The disruption of protein-protein interactions by conotoxins is an extension of their well-known inhibitory action in many ionic channels and receptors. Disabling prey by specifically modulating their central nervous system is a guiding principle in the mode of action of venoms.

“Among the more than 850 species of conical snails, there are hundreds of thousands of diverse venomous exopeptides which have been selected over millions of years of evolution to capture their prey and deter predators,” said Frank Marí, Ph.D., Corresponding Author and Senior Advisor for Biochemical Sciences at the National Institute of Standard Technology. “They do this by targeting several surface proteins present in the target excitable cells. This huge biomolecular library of conopeptides can be explored for potential use as therapeutic avenues against persistent and emerging diseases affecting non-excitable systems.”

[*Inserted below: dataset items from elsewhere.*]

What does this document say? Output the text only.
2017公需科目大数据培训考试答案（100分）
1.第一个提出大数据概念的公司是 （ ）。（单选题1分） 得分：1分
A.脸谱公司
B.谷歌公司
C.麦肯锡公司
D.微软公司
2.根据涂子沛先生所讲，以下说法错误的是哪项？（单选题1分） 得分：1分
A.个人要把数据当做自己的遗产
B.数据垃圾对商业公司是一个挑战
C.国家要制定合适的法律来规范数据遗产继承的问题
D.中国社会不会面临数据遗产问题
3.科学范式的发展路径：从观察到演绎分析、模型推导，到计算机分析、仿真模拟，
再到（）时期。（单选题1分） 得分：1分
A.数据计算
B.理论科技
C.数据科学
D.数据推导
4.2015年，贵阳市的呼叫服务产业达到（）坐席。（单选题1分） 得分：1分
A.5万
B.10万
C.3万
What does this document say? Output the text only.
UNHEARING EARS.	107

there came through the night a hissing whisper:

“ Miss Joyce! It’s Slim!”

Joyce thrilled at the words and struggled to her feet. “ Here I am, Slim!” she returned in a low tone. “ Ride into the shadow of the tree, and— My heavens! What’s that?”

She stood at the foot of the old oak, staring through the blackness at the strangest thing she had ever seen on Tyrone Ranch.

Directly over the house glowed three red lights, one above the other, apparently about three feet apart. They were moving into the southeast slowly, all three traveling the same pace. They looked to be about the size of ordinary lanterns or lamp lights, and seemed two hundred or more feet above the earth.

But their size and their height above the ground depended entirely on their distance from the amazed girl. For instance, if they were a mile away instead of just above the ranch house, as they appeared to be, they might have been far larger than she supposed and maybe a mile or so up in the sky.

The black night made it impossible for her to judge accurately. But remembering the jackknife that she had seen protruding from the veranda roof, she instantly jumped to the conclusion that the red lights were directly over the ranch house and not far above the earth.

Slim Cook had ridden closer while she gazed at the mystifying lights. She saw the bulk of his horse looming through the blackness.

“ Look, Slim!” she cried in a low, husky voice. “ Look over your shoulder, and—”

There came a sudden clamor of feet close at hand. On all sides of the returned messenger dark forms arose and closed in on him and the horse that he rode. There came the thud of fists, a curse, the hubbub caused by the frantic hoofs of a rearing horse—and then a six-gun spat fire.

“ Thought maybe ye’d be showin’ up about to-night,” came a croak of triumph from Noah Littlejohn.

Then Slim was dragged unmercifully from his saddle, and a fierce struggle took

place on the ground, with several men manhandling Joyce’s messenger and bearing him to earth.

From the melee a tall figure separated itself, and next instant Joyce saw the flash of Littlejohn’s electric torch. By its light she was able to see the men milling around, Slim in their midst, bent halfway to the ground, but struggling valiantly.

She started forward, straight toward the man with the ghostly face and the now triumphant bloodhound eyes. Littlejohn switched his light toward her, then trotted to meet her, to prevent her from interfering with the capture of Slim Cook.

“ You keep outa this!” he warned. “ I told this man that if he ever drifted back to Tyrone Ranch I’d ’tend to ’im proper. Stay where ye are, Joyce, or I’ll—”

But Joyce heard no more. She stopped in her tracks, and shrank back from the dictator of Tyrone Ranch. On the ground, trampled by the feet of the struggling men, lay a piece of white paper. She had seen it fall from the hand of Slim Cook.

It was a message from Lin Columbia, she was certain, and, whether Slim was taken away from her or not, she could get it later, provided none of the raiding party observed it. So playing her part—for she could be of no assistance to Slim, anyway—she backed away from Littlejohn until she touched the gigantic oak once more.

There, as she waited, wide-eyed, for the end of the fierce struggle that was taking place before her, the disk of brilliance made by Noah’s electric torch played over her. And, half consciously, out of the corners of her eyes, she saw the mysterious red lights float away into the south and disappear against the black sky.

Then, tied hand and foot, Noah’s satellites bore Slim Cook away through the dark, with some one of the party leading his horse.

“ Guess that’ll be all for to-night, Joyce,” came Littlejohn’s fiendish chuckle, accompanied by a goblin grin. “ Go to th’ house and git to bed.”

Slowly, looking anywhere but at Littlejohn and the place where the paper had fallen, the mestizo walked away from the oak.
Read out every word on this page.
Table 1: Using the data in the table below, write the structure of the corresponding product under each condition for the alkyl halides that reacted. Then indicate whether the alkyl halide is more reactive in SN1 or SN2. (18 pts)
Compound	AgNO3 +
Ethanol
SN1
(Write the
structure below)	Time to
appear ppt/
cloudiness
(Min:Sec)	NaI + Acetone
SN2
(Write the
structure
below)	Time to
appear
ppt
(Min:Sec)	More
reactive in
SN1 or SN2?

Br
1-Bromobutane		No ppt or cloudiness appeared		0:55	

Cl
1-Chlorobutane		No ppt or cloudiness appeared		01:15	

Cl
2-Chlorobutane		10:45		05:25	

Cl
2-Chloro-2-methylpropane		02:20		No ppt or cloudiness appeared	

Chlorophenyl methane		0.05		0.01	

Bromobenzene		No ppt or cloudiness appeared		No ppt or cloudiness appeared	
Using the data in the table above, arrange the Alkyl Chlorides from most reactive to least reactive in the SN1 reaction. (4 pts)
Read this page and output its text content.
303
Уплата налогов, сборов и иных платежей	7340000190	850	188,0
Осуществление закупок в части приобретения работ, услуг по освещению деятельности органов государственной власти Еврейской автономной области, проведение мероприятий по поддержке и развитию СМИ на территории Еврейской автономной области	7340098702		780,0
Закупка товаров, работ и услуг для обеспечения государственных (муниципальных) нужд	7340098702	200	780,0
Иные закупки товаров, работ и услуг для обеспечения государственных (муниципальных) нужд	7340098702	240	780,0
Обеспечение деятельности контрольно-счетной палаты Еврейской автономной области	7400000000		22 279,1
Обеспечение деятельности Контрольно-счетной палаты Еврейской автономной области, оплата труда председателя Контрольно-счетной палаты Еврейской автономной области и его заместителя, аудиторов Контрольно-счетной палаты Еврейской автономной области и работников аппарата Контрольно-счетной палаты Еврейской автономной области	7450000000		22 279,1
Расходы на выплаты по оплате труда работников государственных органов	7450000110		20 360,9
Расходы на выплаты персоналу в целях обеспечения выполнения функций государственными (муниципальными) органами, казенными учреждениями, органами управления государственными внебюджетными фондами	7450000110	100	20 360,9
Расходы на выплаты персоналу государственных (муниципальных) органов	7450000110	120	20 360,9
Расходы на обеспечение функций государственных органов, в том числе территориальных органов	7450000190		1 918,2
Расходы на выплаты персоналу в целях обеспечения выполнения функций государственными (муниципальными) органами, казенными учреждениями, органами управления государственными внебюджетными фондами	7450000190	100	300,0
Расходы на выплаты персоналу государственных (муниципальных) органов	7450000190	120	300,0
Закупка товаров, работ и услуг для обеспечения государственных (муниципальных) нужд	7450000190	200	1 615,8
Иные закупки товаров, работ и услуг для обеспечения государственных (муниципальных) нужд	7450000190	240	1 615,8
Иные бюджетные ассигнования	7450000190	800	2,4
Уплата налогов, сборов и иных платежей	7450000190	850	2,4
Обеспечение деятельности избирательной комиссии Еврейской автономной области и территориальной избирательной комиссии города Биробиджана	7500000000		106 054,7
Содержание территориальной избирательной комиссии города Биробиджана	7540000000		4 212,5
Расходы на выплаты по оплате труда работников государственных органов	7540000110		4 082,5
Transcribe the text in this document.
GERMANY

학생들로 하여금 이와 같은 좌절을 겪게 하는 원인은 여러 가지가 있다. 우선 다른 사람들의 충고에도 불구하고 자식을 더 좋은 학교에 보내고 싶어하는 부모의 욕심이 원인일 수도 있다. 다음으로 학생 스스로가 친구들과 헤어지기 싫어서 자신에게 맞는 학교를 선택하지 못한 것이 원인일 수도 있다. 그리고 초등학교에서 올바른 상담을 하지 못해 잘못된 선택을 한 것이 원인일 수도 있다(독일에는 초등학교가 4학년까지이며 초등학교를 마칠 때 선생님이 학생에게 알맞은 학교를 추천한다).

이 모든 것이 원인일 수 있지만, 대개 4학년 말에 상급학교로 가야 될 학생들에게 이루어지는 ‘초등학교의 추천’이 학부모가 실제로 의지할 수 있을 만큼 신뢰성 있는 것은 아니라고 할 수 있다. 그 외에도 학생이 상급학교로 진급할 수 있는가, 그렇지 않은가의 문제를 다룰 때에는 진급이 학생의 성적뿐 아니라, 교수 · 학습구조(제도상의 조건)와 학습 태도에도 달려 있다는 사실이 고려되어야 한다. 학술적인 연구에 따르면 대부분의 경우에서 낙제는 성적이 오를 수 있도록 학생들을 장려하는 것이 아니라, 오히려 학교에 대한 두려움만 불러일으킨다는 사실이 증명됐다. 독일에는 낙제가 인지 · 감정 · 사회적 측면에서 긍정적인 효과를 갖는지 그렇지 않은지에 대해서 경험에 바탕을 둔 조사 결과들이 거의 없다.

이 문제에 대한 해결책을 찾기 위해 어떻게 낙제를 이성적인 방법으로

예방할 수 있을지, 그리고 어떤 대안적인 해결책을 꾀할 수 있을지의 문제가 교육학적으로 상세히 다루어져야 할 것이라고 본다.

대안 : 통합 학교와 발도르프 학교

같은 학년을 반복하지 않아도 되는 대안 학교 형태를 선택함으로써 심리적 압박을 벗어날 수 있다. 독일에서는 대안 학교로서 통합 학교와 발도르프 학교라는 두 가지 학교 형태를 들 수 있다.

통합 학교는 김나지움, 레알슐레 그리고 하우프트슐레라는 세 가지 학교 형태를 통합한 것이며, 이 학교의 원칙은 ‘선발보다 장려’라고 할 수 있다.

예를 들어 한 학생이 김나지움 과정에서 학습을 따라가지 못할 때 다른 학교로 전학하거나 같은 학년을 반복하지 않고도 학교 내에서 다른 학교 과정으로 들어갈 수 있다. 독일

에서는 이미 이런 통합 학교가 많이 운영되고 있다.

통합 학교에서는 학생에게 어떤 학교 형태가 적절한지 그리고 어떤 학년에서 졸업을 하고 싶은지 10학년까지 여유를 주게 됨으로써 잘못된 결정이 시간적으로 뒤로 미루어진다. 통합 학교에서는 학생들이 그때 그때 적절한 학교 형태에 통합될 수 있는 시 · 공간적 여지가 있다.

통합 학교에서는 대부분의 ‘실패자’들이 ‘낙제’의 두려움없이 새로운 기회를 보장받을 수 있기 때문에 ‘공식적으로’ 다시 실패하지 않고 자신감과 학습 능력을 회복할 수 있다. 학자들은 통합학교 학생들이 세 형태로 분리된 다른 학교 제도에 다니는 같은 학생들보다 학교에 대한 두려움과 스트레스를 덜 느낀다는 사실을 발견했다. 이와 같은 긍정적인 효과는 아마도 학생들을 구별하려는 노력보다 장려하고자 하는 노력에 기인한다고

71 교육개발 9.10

For the study, the researchers used high-throughput tests to study Conus nux collected off the Pacific coast of Costa Rica. They revealed the in vitro ability of conical snail venom to disrupt protein-protein and protein-polysaccharide interactions that directly contribute to pathology of P. falciparum malaria. They determined that six fractions of the venom inhibited the adhesion of recombinant P. falciparum the erythrocyte membrane protein 1 (PfEMP-1) domains at their corresponding receptors, which are expressed on endothelial microvascularization and the placenta.

The results are remarkable because each of these six venom fractions, which contain a predominantly unique or very limited set of peptides, affected the binding of domains with different receptor specificity to their corresponding receptors, which are proteins (CD36 and ICAM -1), and polysaccharide.

This activity profile suggests that the peptides in these conotoxin moieties bind to common structural elements in the different PfEMP1 domains, or that a few different peptides in the moiety may interact effectively (the concentration of each is proportionately less than the complexity) with different areas.